Le choc de la réalité : la khâgne et la rue d'ulm sont remplis de jeunes gens au moins aussi doués que lui et bien plus bûcheurs. Alors on se met à travailler, quand même. Une ambivalence qui ne le quittera plus : il aime traîner mais travaille énormément en prétendant ne rien faire. Elégance d'aristocrate ? Mais l'activité ne semble t-elle pas légère quand on fait ce que l'on aime ? Une aggrégation en philosophie bien qu'il ne se sente pas à l'aise en philo. l'Unesco, des dépits littéraires, les travaux au Figaro, puis les succès en librairie et la coupole. Enfin un endroit où l'on se sente chez soi, un nid ! D'ailleurs, s'il quitte
Le Figaro, c'est pour se consacrer à la littérature, même si la venue d'Hersant et de ses copains a été un déclencheur.

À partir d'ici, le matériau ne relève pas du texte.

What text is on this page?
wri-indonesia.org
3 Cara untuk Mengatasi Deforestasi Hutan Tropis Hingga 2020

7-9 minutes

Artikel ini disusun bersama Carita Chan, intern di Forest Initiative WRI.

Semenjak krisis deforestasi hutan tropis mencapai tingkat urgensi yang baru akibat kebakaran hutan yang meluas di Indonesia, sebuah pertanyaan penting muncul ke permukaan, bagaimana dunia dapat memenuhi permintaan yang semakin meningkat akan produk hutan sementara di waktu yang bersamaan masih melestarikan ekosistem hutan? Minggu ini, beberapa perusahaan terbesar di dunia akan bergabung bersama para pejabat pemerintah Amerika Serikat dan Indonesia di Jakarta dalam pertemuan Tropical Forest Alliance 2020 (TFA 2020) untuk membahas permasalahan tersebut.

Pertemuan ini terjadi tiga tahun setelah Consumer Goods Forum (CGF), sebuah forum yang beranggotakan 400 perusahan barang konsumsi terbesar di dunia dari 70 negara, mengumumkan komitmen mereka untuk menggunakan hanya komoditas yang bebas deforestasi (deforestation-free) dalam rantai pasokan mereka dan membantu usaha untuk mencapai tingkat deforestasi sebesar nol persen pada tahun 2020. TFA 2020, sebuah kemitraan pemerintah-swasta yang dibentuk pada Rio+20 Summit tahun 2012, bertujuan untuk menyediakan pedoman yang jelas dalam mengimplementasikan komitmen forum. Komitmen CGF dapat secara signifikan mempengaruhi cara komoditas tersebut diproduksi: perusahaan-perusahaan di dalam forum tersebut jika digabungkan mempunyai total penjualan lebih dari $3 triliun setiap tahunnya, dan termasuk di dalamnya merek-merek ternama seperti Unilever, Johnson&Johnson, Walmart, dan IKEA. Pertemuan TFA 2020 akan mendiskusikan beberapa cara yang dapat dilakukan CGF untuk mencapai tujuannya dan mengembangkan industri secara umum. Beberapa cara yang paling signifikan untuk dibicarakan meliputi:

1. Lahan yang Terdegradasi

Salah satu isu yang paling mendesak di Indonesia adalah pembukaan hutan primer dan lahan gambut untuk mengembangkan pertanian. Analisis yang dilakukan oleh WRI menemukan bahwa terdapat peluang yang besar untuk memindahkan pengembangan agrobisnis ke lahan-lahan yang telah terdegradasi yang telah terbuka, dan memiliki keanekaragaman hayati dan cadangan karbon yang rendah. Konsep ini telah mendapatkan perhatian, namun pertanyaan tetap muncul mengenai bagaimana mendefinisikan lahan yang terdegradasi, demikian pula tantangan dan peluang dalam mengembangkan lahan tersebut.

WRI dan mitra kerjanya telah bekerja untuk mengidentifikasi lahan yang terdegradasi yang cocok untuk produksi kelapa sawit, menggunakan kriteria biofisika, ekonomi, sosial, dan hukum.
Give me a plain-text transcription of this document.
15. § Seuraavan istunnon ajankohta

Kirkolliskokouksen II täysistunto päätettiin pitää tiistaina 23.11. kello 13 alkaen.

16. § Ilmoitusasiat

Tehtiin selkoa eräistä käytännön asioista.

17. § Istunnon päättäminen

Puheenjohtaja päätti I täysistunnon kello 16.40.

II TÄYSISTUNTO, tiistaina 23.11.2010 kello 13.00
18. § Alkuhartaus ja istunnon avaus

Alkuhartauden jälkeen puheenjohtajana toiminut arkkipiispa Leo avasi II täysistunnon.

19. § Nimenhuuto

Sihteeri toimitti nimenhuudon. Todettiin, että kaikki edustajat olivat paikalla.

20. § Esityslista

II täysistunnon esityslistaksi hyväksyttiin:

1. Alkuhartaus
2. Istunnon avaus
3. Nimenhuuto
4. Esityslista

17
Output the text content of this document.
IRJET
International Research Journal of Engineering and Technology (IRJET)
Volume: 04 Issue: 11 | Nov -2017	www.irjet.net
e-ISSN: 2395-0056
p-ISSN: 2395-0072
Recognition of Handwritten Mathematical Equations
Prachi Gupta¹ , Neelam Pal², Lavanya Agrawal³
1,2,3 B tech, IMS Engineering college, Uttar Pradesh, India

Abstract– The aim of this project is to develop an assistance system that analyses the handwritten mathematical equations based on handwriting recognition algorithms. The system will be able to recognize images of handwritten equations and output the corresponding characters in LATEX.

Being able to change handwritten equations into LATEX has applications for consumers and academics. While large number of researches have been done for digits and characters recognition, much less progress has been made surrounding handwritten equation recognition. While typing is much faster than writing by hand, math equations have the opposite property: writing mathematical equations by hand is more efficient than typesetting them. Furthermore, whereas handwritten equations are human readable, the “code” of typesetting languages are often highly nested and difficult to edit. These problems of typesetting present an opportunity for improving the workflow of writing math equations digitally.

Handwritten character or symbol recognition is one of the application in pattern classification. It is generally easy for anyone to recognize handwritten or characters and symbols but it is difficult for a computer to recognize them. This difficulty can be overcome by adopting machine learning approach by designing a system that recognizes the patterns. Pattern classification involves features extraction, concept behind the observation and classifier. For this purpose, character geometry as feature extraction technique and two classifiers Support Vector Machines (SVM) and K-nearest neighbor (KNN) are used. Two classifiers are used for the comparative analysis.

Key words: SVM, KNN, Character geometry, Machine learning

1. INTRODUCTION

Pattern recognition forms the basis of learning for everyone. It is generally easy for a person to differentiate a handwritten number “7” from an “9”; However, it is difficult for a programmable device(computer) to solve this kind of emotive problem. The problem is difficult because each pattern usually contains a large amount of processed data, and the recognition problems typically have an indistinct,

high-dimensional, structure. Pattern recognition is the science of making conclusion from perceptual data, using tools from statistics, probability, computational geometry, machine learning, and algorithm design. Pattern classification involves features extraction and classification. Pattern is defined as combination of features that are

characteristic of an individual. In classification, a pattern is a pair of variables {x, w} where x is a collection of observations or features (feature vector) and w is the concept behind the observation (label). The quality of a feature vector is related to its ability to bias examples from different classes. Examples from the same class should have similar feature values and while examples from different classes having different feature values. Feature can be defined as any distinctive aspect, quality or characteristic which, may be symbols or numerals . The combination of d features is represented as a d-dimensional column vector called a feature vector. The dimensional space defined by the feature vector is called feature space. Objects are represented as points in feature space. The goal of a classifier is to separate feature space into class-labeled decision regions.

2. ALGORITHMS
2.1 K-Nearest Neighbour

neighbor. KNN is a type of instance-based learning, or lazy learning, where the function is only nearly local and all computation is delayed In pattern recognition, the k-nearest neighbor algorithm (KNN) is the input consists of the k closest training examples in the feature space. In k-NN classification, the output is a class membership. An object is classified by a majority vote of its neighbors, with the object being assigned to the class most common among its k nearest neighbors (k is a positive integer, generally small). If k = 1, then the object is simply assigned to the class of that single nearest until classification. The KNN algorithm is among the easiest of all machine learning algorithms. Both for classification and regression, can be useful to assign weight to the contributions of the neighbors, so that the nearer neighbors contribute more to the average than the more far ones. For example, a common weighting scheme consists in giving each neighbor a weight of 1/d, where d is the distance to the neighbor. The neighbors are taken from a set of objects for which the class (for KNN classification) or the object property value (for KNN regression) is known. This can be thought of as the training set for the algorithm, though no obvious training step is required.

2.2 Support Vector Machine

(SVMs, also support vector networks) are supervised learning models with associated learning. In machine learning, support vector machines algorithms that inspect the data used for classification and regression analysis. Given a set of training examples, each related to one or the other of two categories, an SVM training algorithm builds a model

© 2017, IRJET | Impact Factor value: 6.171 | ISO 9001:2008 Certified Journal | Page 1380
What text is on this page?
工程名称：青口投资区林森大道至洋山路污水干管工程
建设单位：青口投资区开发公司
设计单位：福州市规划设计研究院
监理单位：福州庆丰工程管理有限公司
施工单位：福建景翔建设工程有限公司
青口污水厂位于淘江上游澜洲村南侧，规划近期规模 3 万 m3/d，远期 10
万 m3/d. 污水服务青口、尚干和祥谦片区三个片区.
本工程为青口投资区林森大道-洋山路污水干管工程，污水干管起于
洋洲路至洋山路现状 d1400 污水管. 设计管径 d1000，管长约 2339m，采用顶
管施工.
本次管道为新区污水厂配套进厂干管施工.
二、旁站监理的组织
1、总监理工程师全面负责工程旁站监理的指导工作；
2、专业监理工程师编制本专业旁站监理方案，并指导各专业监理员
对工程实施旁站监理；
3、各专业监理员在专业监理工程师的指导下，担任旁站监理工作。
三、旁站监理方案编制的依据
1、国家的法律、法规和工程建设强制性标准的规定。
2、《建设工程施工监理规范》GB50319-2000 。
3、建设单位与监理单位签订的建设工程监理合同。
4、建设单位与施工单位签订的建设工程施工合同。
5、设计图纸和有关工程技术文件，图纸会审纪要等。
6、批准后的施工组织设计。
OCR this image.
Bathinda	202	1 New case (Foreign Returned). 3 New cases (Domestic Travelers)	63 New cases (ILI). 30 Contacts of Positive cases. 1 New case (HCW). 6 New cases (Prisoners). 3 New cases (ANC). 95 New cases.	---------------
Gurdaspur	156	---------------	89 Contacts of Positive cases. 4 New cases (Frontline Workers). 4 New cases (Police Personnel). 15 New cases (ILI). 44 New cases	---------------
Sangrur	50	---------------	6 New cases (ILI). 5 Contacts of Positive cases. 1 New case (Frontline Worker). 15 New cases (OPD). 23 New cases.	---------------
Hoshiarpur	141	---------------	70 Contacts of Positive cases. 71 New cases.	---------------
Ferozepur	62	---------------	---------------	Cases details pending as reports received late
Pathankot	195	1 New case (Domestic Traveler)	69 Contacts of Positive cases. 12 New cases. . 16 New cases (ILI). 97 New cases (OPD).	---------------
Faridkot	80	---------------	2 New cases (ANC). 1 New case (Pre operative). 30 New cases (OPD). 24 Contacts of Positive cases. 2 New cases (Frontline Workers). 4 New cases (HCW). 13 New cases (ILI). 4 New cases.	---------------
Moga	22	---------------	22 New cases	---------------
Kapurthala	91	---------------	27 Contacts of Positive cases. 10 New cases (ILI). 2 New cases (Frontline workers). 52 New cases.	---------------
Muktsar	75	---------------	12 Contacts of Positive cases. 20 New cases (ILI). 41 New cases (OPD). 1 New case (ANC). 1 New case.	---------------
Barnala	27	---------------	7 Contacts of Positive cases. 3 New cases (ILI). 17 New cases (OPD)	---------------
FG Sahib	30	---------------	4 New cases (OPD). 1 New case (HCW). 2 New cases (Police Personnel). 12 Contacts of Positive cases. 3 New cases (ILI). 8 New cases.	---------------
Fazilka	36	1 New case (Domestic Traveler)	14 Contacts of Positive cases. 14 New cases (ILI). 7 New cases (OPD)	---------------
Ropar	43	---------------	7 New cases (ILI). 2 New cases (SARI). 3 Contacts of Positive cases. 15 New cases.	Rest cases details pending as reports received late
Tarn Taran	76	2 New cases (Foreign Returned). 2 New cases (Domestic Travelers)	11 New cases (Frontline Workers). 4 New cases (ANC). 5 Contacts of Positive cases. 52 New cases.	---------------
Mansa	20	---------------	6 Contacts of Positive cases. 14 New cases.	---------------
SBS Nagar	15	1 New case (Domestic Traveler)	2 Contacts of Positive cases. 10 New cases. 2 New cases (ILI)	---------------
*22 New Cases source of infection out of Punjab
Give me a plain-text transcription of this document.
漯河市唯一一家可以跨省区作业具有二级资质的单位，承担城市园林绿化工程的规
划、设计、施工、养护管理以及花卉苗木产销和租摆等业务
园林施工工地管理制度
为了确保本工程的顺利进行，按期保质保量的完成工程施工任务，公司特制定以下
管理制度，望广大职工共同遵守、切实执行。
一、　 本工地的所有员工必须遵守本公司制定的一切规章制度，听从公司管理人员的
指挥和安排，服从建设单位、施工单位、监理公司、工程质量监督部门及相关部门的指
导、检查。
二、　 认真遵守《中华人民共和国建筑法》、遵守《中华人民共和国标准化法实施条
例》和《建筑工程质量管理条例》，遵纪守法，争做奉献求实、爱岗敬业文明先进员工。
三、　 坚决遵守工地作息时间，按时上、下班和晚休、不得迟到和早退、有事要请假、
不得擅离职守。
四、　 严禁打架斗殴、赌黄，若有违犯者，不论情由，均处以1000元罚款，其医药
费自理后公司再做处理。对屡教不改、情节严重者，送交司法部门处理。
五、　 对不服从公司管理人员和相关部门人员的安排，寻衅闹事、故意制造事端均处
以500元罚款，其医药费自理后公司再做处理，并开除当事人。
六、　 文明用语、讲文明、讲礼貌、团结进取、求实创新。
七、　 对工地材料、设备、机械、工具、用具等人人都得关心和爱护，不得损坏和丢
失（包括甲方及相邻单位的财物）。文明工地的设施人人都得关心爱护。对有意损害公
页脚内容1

Partitionner la vie de Jean en étapes, comme je viens de le faire, est un non-sens. Il s'agit bien plus d'une croissance, d'un tourbillon de rencontres, amoureuses ou intellectuelles, l'un n'empêchant pas l'autre, au contraire, tourbillon qui est bien plus une fête qu'un processus orienté vers un but prédéfini. Sa vie est une exploration des domaines d'expérience. Une vie riche, dans tous les sens du terme. Une vie de riche, aussi.
La fin du livre est un peu lourde. Jean essaie de dire qu'il est un homme, c.à.d. une instance de la catégorie "homme" : il se définirait comme l'un de ceux qui se disent, se sentent, se vivent humains, bien plus que normalien, académicien ou peut-être même écrivain - ces choses là ne sont que des habits pour l'humain. Un homme donc , avec tout ce que cela implique d'inachevé, d'ambigu, de vulnérable. Mais aussi d'espérance , de beauté fragile, de gloire, même esquissée, dans une vie qui se tend vers l'éternité. Fallait-il, pour cela, convoquer la mécanique quantique, la cosmologie, l'échelle de Planck et même le boson de Higgs ? La littérature, la poésie surtout me semblent plus aptes à rendre justice à l'Homme, tiraillé entre ses limites et ses aspirations.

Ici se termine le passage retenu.